FERTILITA’ MASCHILE E MALATTIE METABOLICHE

Interessante contenuto di un articolo di gennaio 2018 apparso su IO UOMO (Società Italiana di Andrologia).
I valori considerati normali nella valutazione di uno SPERMIOGRAMMA sono cambiati per il PEGGIORAMENTO DELLA QUALITA’ DEL LIQUIDO SEMINALE.
Al primo posto in questo cambiamento è ascrivibile il CAMBIAMENTO DI STILE DI VITA : tabagismo, stress, malattie sessualmente trasmesse, vita sedentaria, alimentazione squilibrata tutto ciò ha portato ad un AUMENTO DEL GRASSO CORPOREO con conseguenze che portano alla SINDROME METABOLICA.
Nella donna, obesità e sovrappeso sono legate ad un cambiamento della fertilità indipendentemente dall’associazione di altri fattori di rischio tipo ovaio policistico, diabete, endometriosi.
L’aumento del grasso corporeo influisce negativamente anche sulla QUALITA’ del LIQUIDO SEMINALE con conseguente riduzione della FERTILITA’ MASCHILE.

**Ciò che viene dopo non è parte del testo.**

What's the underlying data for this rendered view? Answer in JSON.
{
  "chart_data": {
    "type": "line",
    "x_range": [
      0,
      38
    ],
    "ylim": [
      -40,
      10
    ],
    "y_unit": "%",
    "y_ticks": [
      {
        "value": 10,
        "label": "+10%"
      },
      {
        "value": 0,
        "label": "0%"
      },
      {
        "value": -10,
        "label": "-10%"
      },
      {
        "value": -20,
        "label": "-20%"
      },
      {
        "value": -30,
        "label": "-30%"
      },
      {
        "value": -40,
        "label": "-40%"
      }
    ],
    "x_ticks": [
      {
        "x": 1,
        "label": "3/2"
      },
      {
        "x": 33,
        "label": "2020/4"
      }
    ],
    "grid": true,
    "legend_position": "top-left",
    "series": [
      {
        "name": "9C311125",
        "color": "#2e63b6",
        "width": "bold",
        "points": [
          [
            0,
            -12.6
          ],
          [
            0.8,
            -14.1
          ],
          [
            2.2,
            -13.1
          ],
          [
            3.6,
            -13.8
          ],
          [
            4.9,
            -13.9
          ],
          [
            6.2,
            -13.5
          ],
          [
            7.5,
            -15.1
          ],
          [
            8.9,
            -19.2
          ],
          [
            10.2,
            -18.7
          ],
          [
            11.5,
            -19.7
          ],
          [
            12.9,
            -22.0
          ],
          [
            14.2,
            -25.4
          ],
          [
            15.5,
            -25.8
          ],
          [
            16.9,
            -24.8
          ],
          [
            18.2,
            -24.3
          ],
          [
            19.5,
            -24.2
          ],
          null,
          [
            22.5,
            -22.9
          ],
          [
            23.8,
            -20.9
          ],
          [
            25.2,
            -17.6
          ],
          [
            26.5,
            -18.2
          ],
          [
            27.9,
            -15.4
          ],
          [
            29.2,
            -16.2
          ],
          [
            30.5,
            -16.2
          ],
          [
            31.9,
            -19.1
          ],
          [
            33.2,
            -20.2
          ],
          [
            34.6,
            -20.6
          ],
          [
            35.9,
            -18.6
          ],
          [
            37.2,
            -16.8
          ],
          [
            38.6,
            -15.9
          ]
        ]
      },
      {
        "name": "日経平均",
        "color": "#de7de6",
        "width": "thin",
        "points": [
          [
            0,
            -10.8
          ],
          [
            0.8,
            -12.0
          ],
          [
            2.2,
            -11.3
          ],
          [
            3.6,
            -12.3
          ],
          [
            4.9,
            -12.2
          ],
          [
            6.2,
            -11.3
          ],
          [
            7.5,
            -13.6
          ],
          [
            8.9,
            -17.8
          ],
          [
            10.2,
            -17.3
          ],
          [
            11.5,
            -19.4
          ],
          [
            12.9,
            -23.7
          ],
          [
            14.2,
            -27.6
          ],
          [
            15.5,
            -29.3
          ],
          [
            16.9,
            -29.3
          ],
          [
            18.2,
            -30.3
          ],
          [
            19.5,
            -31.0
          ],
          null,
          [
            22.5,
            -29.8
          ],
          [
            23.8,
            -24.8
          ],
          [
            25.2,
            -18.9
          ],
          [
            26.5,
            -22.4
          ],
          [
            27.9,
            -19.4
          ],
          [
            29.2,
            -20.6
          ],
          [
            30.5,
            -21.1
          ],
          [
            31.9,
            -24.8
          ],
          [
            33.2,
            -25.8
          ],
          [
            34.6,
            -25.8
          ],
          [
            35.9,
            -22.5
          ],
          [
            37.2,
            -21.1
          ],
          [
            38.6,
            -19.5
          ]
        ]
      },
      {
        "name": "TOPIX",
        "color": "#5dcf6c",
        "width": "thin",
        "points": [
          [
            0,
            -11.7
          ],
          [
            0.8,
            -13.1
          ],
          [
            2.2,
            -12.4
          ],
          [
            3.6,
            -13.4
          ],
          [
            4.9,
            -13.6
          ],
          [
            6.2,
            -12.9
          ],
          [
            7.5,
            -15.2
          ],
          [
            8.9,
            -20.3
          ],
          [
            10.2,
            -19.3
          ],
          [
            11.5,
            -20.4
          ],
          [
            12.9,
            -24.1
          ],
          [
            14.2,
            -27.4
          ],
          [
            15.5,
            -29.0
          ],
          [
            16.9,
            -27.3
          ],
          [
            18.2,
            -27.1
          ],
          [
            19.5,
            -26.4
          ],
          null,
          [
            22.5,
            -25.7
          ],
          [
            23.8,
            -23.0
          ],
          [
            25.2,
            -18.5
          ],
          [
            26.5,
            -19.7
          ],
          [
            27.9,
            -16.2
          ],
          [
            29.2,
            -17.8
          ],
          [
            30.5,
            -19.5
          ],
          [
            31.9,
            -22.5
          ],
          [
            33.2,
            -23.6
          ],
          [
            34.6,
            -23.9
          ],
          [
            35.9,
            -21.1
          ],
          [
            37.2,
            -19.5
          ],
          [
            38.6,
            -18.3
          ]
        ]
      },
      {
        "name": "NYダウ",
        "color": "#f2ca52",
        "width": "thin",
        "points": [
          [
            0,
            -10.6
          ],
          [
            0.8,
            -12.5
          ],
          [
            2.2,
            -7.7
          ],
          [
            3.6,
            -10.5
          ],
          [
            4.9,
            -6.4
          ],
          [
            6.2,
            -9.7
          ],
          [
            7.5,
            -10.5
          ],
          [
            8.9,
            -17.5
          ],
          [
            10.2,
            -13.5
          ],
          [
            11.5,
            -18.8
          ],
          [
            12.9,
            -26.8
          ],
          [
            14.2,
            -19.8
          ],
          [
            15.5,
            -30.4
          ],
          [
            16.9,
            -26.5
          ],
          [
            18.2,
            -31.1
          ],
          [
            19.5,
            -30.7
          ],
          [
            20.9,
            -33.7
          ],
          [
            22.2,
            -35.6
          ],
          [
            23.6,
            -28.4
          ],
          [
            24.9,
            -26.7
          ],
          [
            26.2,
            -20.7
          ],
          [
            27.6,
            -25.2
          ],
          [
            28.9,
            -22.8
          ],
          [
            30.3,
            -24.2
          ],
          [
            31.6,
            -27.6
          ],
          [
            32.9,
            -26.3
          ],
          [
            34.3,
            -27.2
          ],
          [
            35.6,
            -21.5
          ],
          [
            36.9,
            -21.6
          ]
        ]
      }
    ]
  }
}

In Italia gli adulti in sovrappeso sono il 31% della popolazione e gli obesi il 10,6% con un costante incremento dell’obesità infantile.
Tutto ciò si concretizza in un ALTERAZIONE ENDOCRINA DELL’ASSE IPOTALAMO – IPOFISI – TESTICOLI con meccanismi legati a:
• INSULINO RESISTENZA
• ALTE CONCENTRAZIONI DI ESTROGENI CON RIDUZIONE DEL TESTOSTERONE
• GRASSO SCROTALE che può portare ad un aumento della temperatura dei testicoli con peggioramento della qualità e quantità del liquido seminale.
La concentrazione degli spermatozoi negli obesi è ridotta di un terzo rispetto ai soggetti normopeso. Aumento dei processi infiammatori legato ad un aumento dei radicali liberi dell’ossigeno con STRESS OSSIDATIVO. Aumento del diabete mellito che influenza la fertilità sia cambiando il numero di spermatozoi, sia causando problemi di erezione.
Importante è quindi:
• MODIFICARE LA DIETA: ALIMENTI RICCHI DI VITAMINE, A KM 0, BIOLOGICI, NON CONFEZIONATI E PRIVI DI CONSERVANTI
• ABOLIZIONE DEGLI ZUCCHERI
• ADEGUATO CONSUMO DI PROTEINE SALUTARI
• ADEGUATA ATTIVITA’ FISICA, almeno 150 minuti alla settimana
Solo così si può fare in modo che la natura possa rimettersi a selezionare individui sani per portare avanti la nostra specie.